In similarly strong terms, CSOs such as Oxfam have argued that channelled SDRs must provide debt-free financing and not include economic conditionality that could force countries to impose austerity. A group of UK-based CSOs, including CAFOD and the Jubilee Debt Campaign, raised similar demands to the UK government, adding that the UK should consider offering alternative foreign reserves to the SDRs, freed up by the influx of SDRs to the Treasury, to provide grants or support initiatives such as Covax. The details on how this could be done in the UK context have been outlined by CAFOD, and similar arrangements need to be explored for other high-income economies. The size of rich countries’ SDR channelling is also a matter of concern. Channelling 15-20 per cent of their SDR allocations is far less than these countries can afford or what is required.
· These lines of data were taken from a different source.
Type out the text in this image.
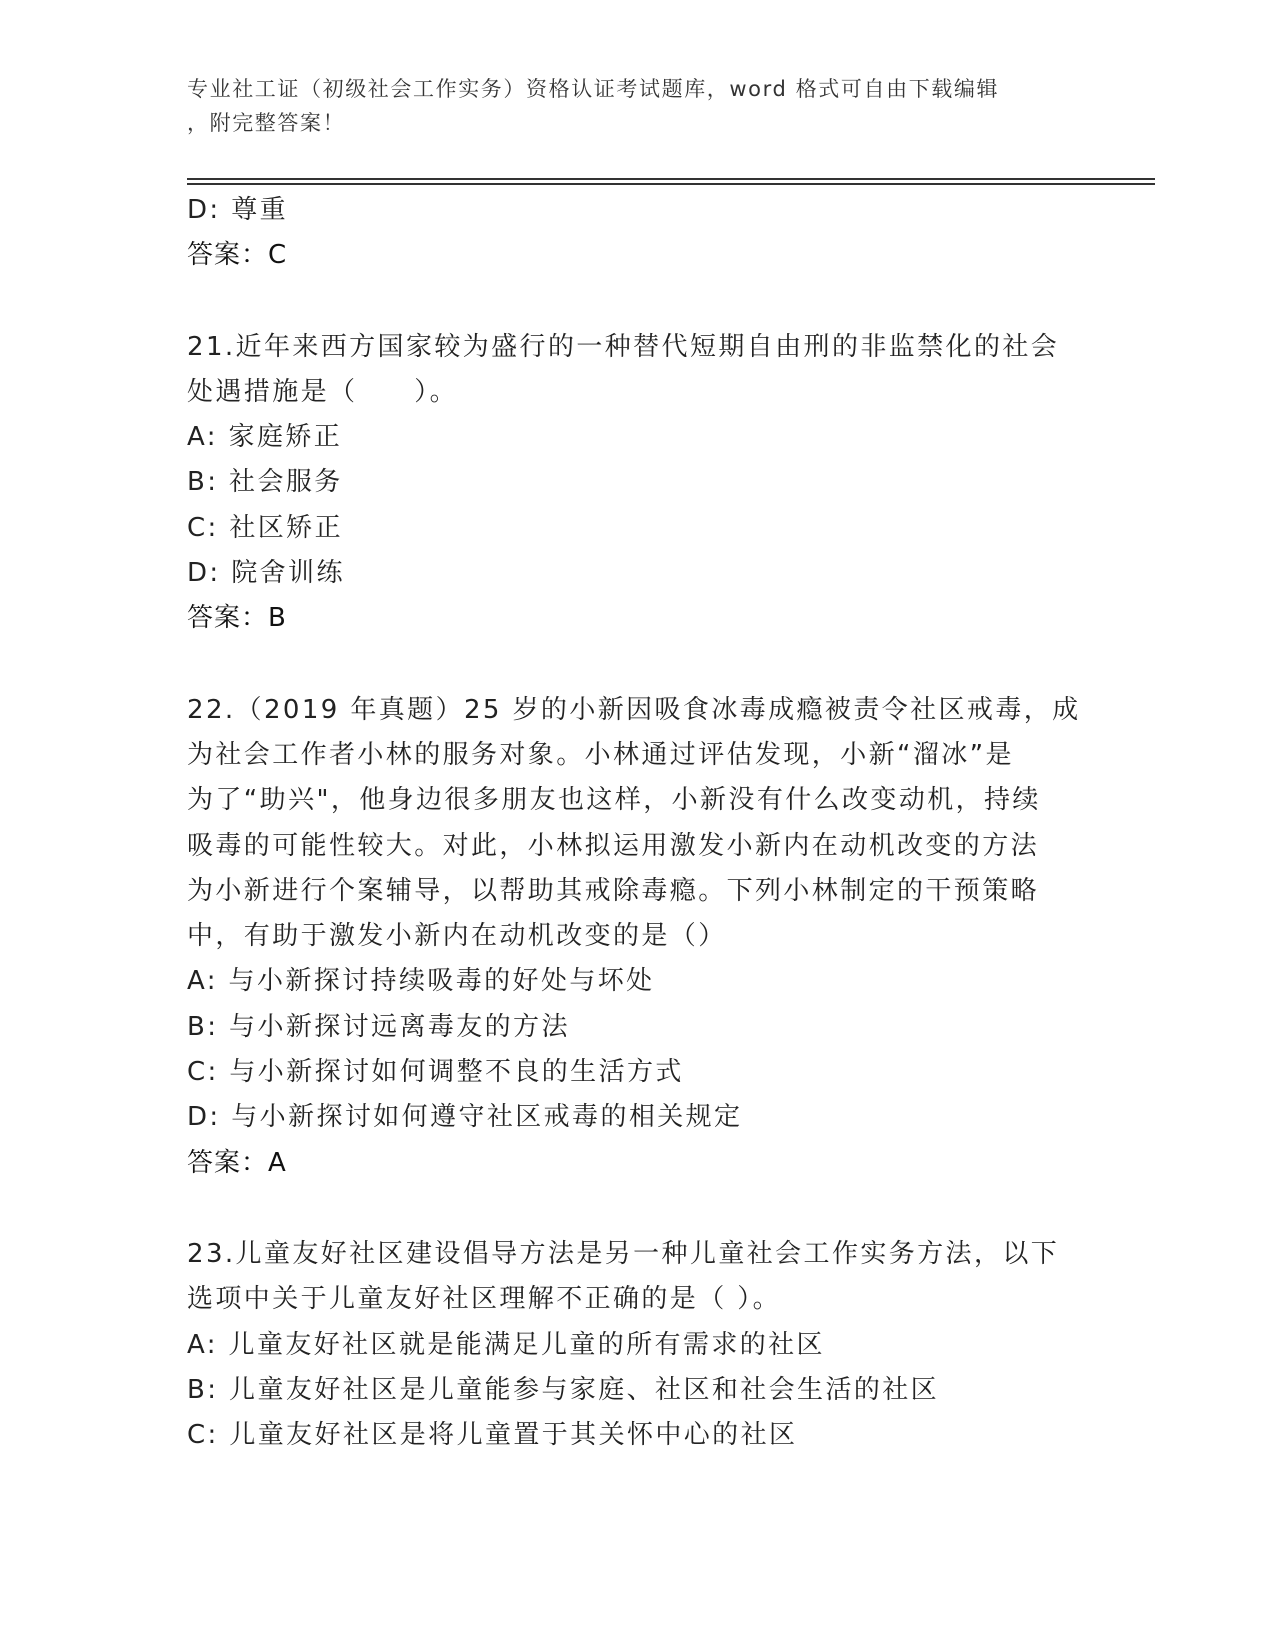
专业社工证（初级社会工作实务）资格认证考试题库，word 格式可自由下载编辑
，附完整答案！
D: 尊重
答案：C
21.近年来西方国家较为盛行的一种替代短期自由刑的非监禁化的社会
处遇措施是（　　）。
A: 家庭矫正
B: 社会服务
C: 社区矫正
D: 院舍训练
答案：B
22.（2019 年真题）25 岁的小新因吸食冰毒成瘾被责令社区戒毒，成
为社会工作者小林的服务对象。小林通过评估发现，小新“溜冰”是
为了“助兴"，他身边很多朋友也这样，小新没有什么改变动机，持续
吸毒的可能性较大。对此，小林拟运用激发小新内在动机改变的方法
为小新进行个案辅导，以帮助其戒除毒瘾。下列小林制定的干预策略
中，有助于激发小新内在动机改变的是（）
A: 与小新探讨持续吸毒的好处与坏处
B: 与小新探讨远离毒友的方法
C: 与小新探讨如何调整不良的生活方式
D: 与小新探讨如何遵守社区戒毒的相关规定
答案：A
23.儿童友好社区建设倡导方法是另一种儿童社会工作实务方法，以下
选项中关于儿童友好社区理解不正确的是（ ）。
A: 儿童友好社区就是能满足儿童的所有需求的社区
B: 儿童友好社区是儿童能参与家庭、社区和社会生活的社区
C: 儿童友好社区是将儿童置于其关怀中心的社区
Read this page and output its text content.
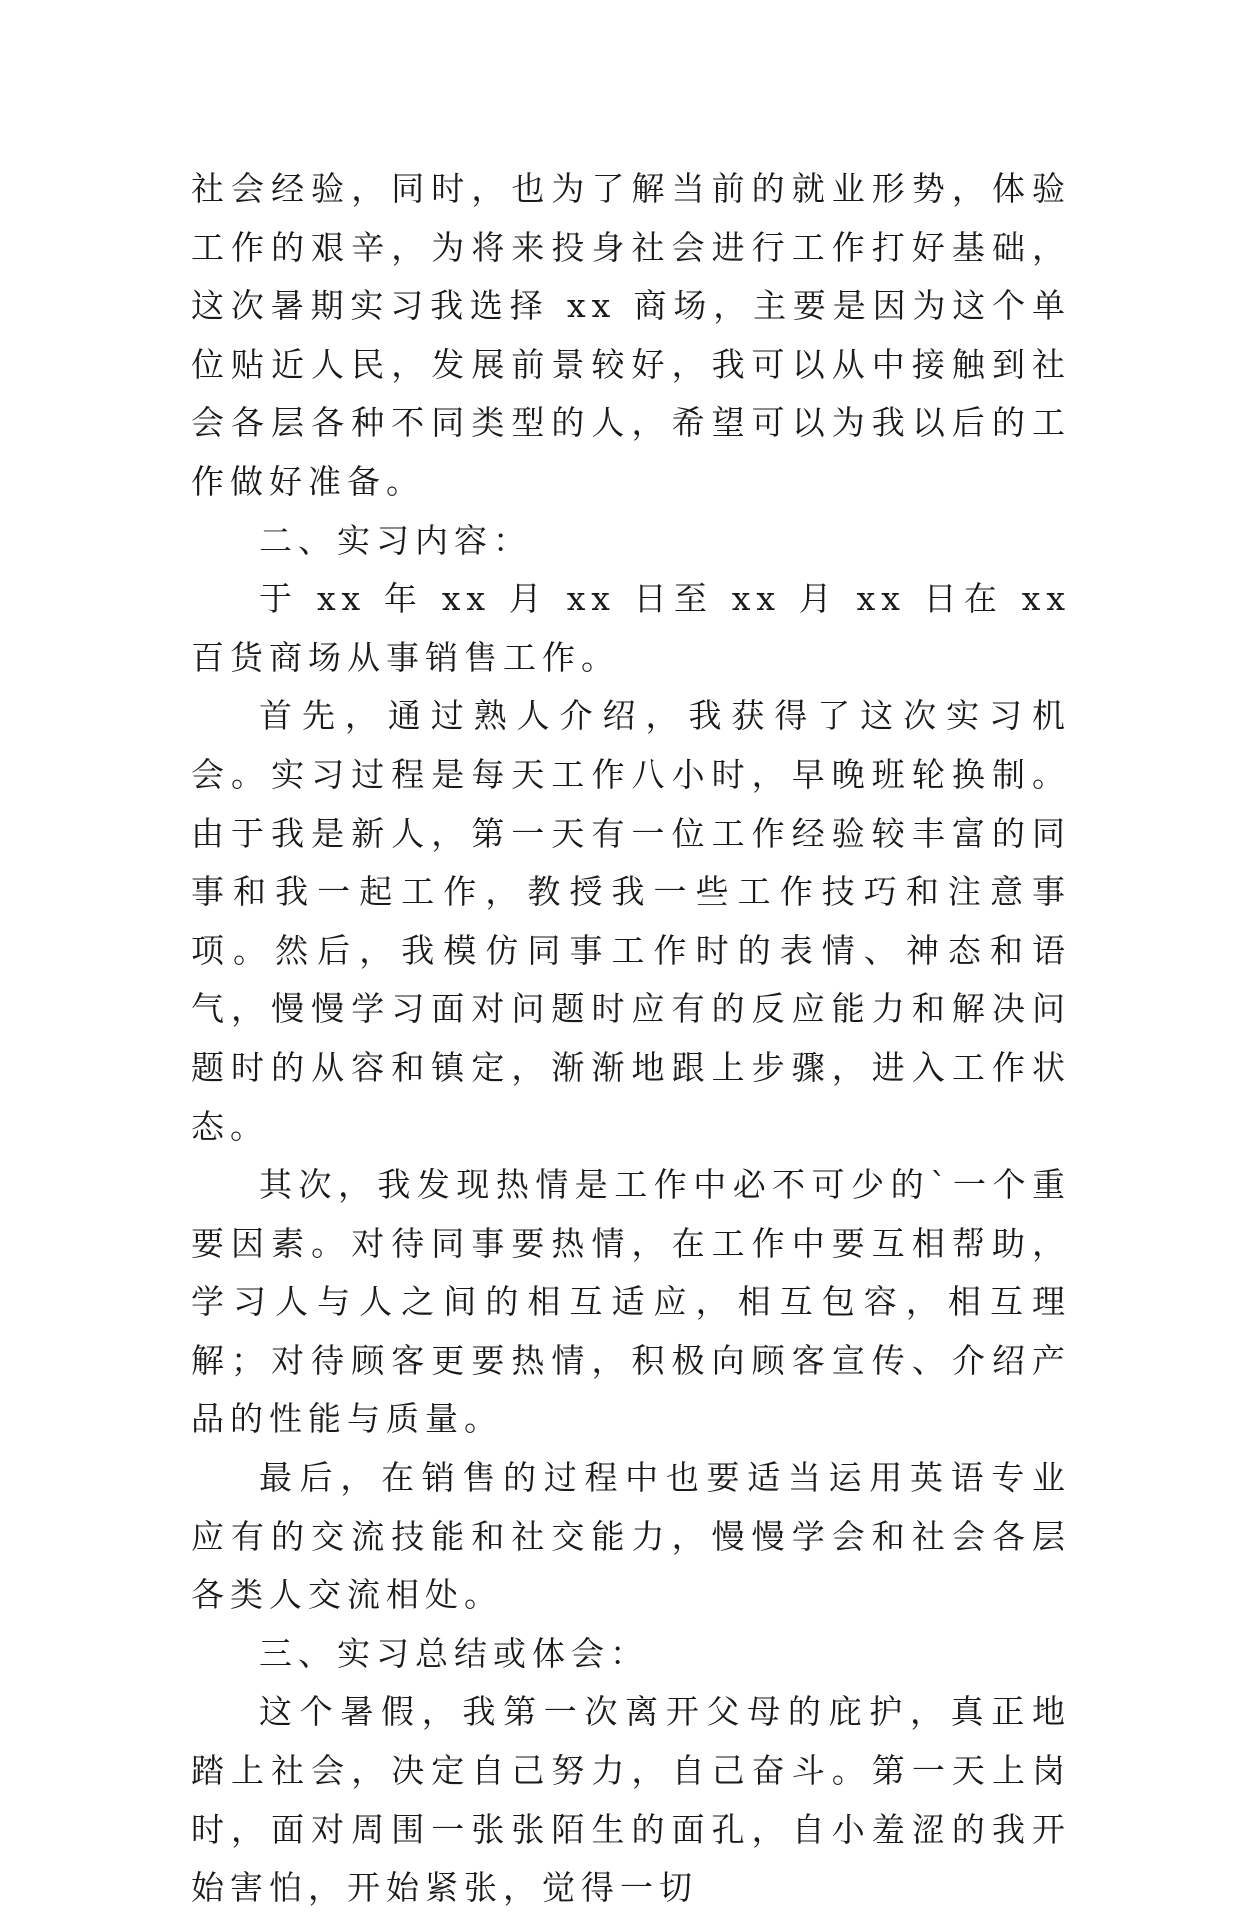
社会经验，同时，也为了解当前的就业形势，体验工作的艰辛，为将来投身社会进行工作打好基础，这次暑期实习我选择 xx 商场，主要是因为这个单位贴近人民，发展前景较好，我可以从中接触到社会各层各种不同类型的人，希望可以为我以后的工作做好准备。

二、实习内容：

于 xx 年 xx 月 xx 日至 xx 月 xx 日在 xx 百货商场从事销售工作。

首先，通过熟人介绍，我获得了这次实习机会。实习过程是每天工作八小时，早晚班轮换制。由于我是新人，第一天有一位工作经验较丰富的同事和我一起工作，教授我一些工作技巧和注意事项。然后，我模仿同事工作时的表情、神态和语气，慢慢学习面对问题时应有的反应能力和解决问题时的从容和镇定，渐渐地跟上步骤，进入工作状态。

其次，我发现热情是工作中必不可少的`一个重要因素。对待同事要热情，在工作中要互相帮助，学习人与人之间的相互适应，相互包容，相互理解；对待顾客更要热情，积极向顾客宣传、介绍产品的性能与质量。

最后，在销售的过程中也要适当运用英语专业应有的交流技能和社交能力，慢慢学会和社会各层各类人交流相处。

三、实习总结或体会：

这个暑假，我第一次离开父母的庇护，真正地踏上社会，决定自己努力，自己奋斗。第一天上岗时，面对周围一张张陌生的面孔，自小羞涩的我开始害怕，开始紧张，觉得一切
A final problem that has emerged is that several high-income economies intend to count their on-lending of SDRs to the IMF and MDBs towards their aid commitments, leading to likely cuts to aid spending elsewhere. As CSOs, including Oxfam and Christian Aid, have noted, this would be a moral failure on the part of these governments, as the SDR allocation is a new addition to their balance sheets, and in no way incurs a cost to their taxpayers or negatively impacts their debt profiles.

Ultimately, given the precarious moment that the global economy presently faces, there is a need for high-income economies and the IMF to be ambitious. The current course set on SDR channelling is one of relatively limited benefit for LICs and MICs and, indeed, could even see their debt outlooks worsen or the likelihood of austerity being imposed increase, as well as potentially reducing the amount of aid financing. The alternative – that large-scale debt-free financing is provided to countries in need to allow them to respond to the pandemic – is achievable, if the political will is there.